Tokyo-based Nippon Suisan Kaisha, which owns half of Kura, is trying to exit the business after taking over Sealord's lucrative European marketing arm, Fairfax media reported this week. Kura chairman Whaimutu Dewes said the report was "quite wrong."
"Kura's shareholders are supportive of the work being done to address the issues in the Argentinian business," Dewes said in a statement.
Sealord hasn't released results for the six months ended March 31, but Aotearoa Fisheries, which owns the other half of Kura on behalf of Maori tribal interests, reported profit more than halved to $7.2 million from $17.3 million, reflecting its share of Sealord's loss for the period.
"Sealord are in the process of exiting their Argentinian fishing operation, and included in the group profit of $7.2 million is an investment impairment charge of $7 million in relation to the
Argentinian business," Aotearoa said in its first-half report.

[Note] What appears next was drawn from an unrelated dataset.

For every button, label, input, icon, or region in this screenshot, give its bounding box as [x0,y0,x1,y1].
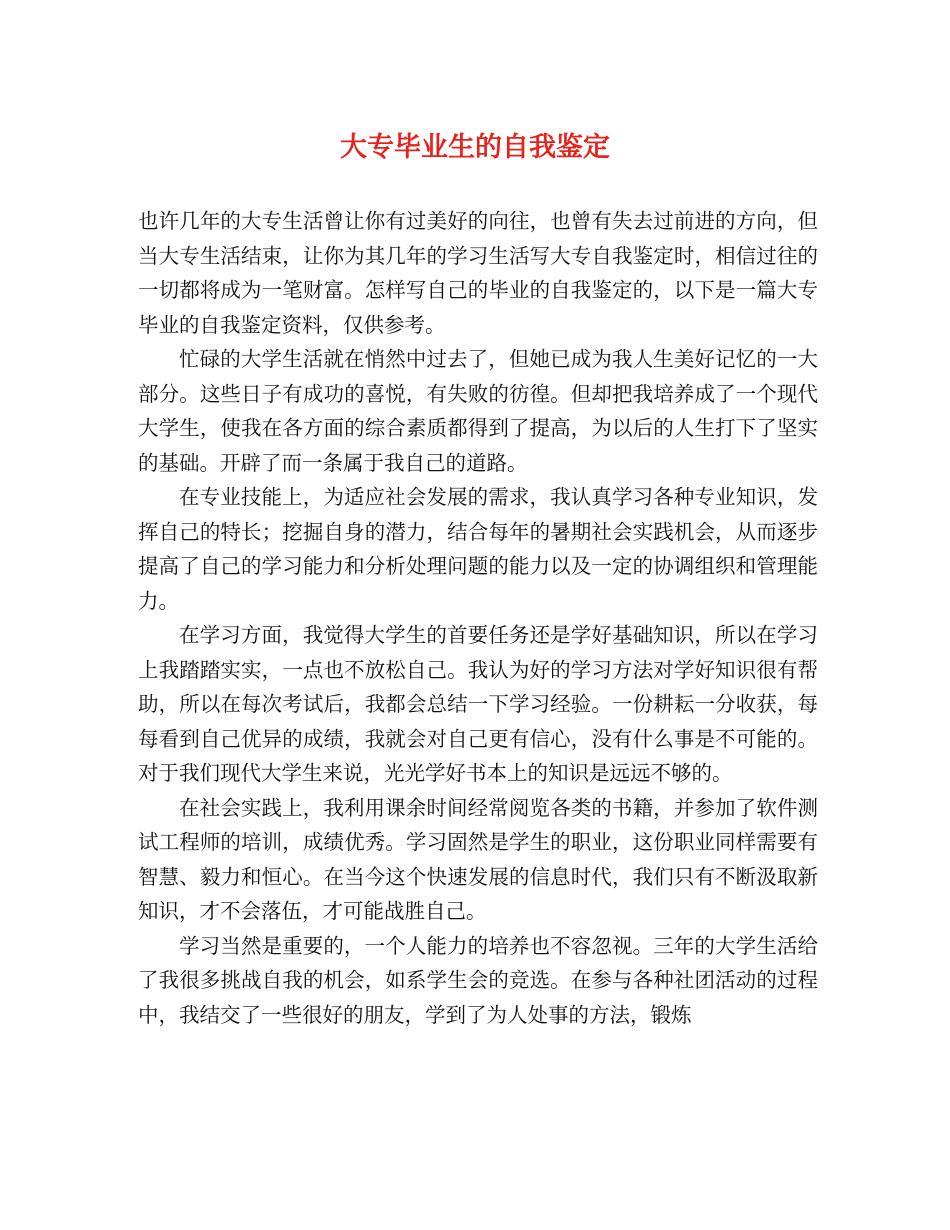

Aotearoa also owns Moana Pacific Fisheries and OPC Fish and Lobster wetfish and rock lobster businesses, as well as paua and Pacific oyster processing. Total revenue in its first half fell to $83 million from $86.6 million. It recorded a loss of $5.3 million for its share of Sealord, compared to a profit of $6.7 million a year earlier.
Kura took a $10 million charge against its Yuken business in Argentina in 2012 after a soaring peso and rampant inflation drove up costs.